Before starting Café Momentum, Houser had been a chef for nearly 20 years — he received multiple nominations from D Magazine for Best Up-And-Coming Chef and Best Chef, and received the Edible Dallas/Fort Worth Local Hero-Chef award.
BBVA Compass guests were served a four-course meal Thursday night at Café Momentum in Dallas, where the bank gathered to celebrate the restaurant's founder, Chad Houser, who took home the first-place prize of $50,000 in the BBVA Momentum accelerator program for social entrepreneurs.
Top prize at BBVA Momentum
Houser won the top prize of $50,000 in December at BBVA Momentum.
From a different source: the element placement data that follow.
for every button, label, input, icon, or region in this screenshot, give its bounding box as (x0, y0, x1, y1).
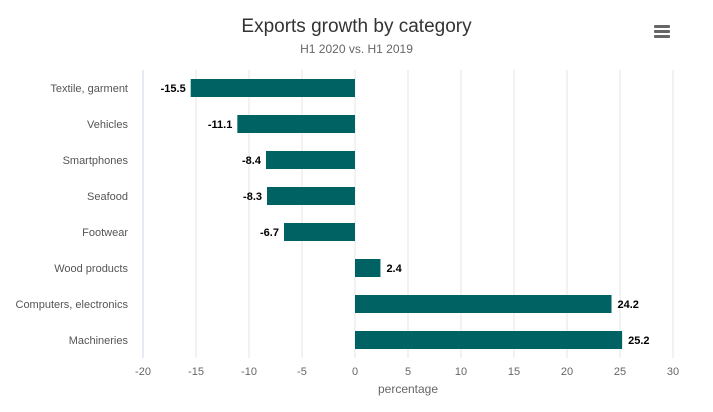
category-label: Wood products (54, 263, 128, 275)
bar (267, 187, 355, 205)
x-tick-label: 0 (352, 366, 358, 378)
x-tick-label: 25 (614, 366, 626, 378)
data-label: -11.1 (208, 119, 232, 131)
data-label: -8.4 (242, 155, 262, 167)
category-label: Machineries (69, 335, 129, 347)
data-label: -6.7 (260, 227, 279, 239)
x-tick-label: 5 (405, 366, 411, 378)
x-tick-label: -5 (297, 366, 307, 378)
category-label: Vehicles (87, 119, 128, 131)
bar (265, 151, 355, 169)
data-label: -8.3 (243, 191, 262, 203)
data-label: -15.5 (161, 83, 186, 95)
bar (283, 223, 355, 241)
bar (355, 331, 623, 349)
category-label: Footwear (82, 227, 128, 239)
chart-subtitle: H1 2020 vs. H1 2019 (300, 42, 413, 56)
x-tick-label: 20 (561, 366, 573, 378)
hamburger-menu-icon[interactable] (650, 22, 674, 42)
x-tick-label: 10 (455, 366, 467, 378)
category-label: Seafood (87, 191, 128, 203)
chart-title: Exports growth by category (241, 16, 472, 37)
x-tick-label: 15 (508, 366, 520, 378)
category-label: Computers, electronics (16, 299, 129, 311)
data-label: 25.2 (628, 335, 649, 347)
category-label: Textile, garment (50, 83, 128, 95)
data-label: 24.2 (618, 299, 639, 311)
bar (355, 295, 612, 313)
x-tick-label: -10 (241, 366, 257, 378)
x-tick-label: 30 (667, 366, 679, 378)
category-label: Smartphones (63, 155, 129, 167)
bar (237, 115, 355, 133)
x-tick-label: -15 (188, 366, 204, 378)
x-axis-title: percentage (378, 382, 438, 396)
bar (355, 259, 381, 277)
bar (190, 79, 355, 97)
data-label: 2.4 (386, 263, 402, 275)
x-tick-label: -20 (135, 366, 151, 378)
The BBVA Momentum program has been operating since 2011 in other countries throughout the global footprint of BBVA, the Madrid-based bank, but 2017 marked its first foray into the U.S.
“The monies and support from BBVA Momentum mean so much to our day-to-day efforts and beyond,” Houser said. “Vital funding such as this ensures our entire team is able to not only maximize our ecosystem of support to help all of our interns but it also allows us to expand our efforts with new innovations such as the Café Momentum Community Services Center.”
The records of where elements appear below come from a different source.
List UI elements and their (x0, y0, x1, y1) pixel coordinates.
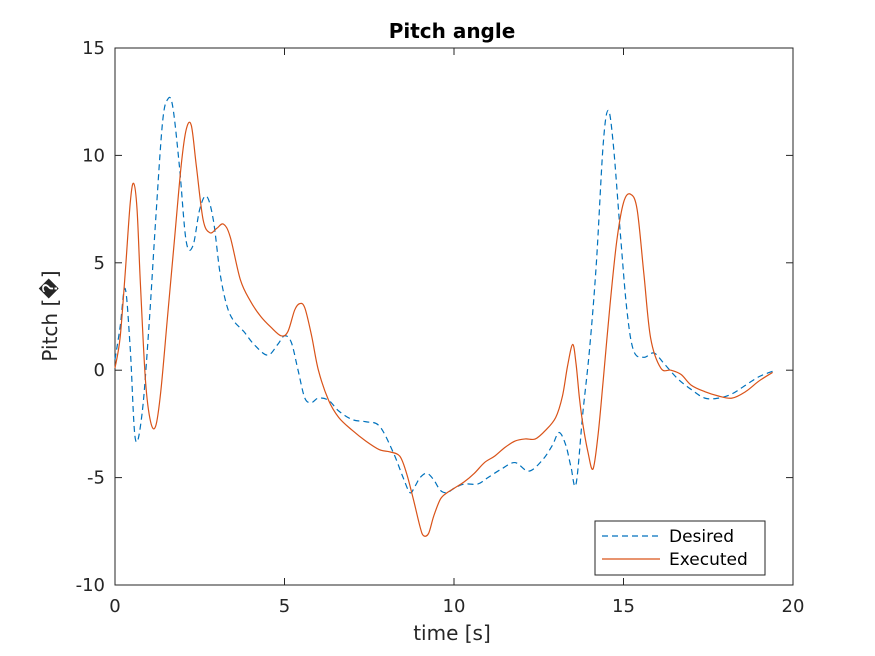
y-tick-label: 15 (82, 38, 105, 59)
x-tick-label: 10 (443, 596, 466, 617)
legend-label-executed: Executed (669, 550, 748, 570)
chart-title: Pitch angle (389, 19, 516, 43)
series-lines (114, 96, 773, 537)
x-axis-label: time [s] (413, 621, 491, 645)
series-line-desired (114, 96, 773, 494)
y-tick-label: 0 (94, 360, 105, 381)
series-line-executed (114, 121, 773, 537)
x-tick-label: 20 (782, 596, 805, 617)
legend-label-desired: Desired (669, 527, 734, 547)
plot-area (114, 47, 794, 586)
x-tick-label: 15 (612, 596, 635, 617)
y-tick-label: 10 (82, 145, 105, 166)
axis-ticks: 0 5 10 15 20 -10 -5 0 5 10 15 (76, 38, 805, 617)
y-tick-label: -10 (76, 575, 105, 596)
y-tick-label: 5 (94, 253, 105, 274)
y-tick-label: -5 (87, 468, 105, 489)
x-tick-label: 5 (279, 596, 290, 617)
y-axis-label: Pitch [�] (38, 270, 62, 361)
legend: Desired Executed (594, 520, 766, 576)
legend-box (594, 520, 766, 576)
x-tick-label: 0 (109, 596, 120, 617)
BBVA Momentum’s goal is to help social entrepreneurs — those who are hoping to change the world through their work — scale up and make a positive impact on the lives of more people. Over several months, participants were given access to online and in-person training, strategic support, networking opportunities and visibility.
Educators at the University of Texas at Austin’s McCombs School of Business, one of the nation’s most prestigious, led the in-person training at the AT&T Executive Education & Conference Center in Austin. They gave the social entrepreneurs their undivided attention over three separate multi-day training sessions, covering down-in-the-trenches topics on financial planning, marketing, and how to pitch investors, among other things.
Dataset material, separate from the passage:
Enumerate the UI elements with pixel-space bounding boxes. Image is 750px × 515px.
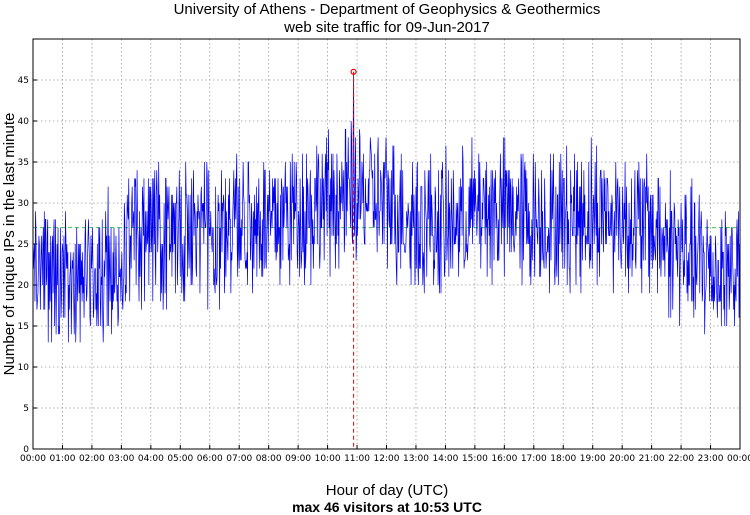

In December, the participants brought all of their learning to bear and pitched their businesses to a panel of judges — entrepreneurs, UT-Austin McCombs School of Business educators and BBVA Compass executives — and those considered the most sustainable and with the highest social impact received cash awards. In addition to Houser’s $50,000 prize, Margo Baines of Houston-based Chicks With Class was awarded $25,000 for second place, while Andy Lovley of Dallas-based Education Opens Doors received $5,000 for third.
BBVA Compass plans to launch BBVA Momentum for 2018 in the coming weeks. Interested social entrepreneurs across the bank’s seven-state Sunbelt footprint (Alabama, Arizona, California, Colorado, Florida, New Mexico and Texas) should monitor www.momentum.bbva.com for details.
BBVA Compass clients and Dallas community leaders gathered downtown Thursday night at Café Momentum, where the former juvenile offenders who power the restaurant prepared and served guests a haute-cuisine meal and gave them a firsthand look at social entrepreneur Chad Houser’s ambitious venture to rehabilitate the youth and help them reenter society.
The Café Momentum Community Services Center
Thursday’s event also served as the formal announcement of Café Momentum’s fundraising effort for its planned community center. Margaret Reid Windham, Café Momentum’s Chief Development Officer, said they need to raise $435,000 to build out the tunnel space beneath Thanks-Giving Square. Plans for the community services center include classroom space, therapy space, a wellness room and access to healthcare, to name a few.
“Our hope is that opening a nearby community services center will offer an alternative to the negative pressures from the neighborhoods which led Interns into the juvenile system,” Houser said. “The center will provide space for us to leverage growth while also dramatically increasing our program offerings, partnerships, and hours of impact and influence with our Interns.”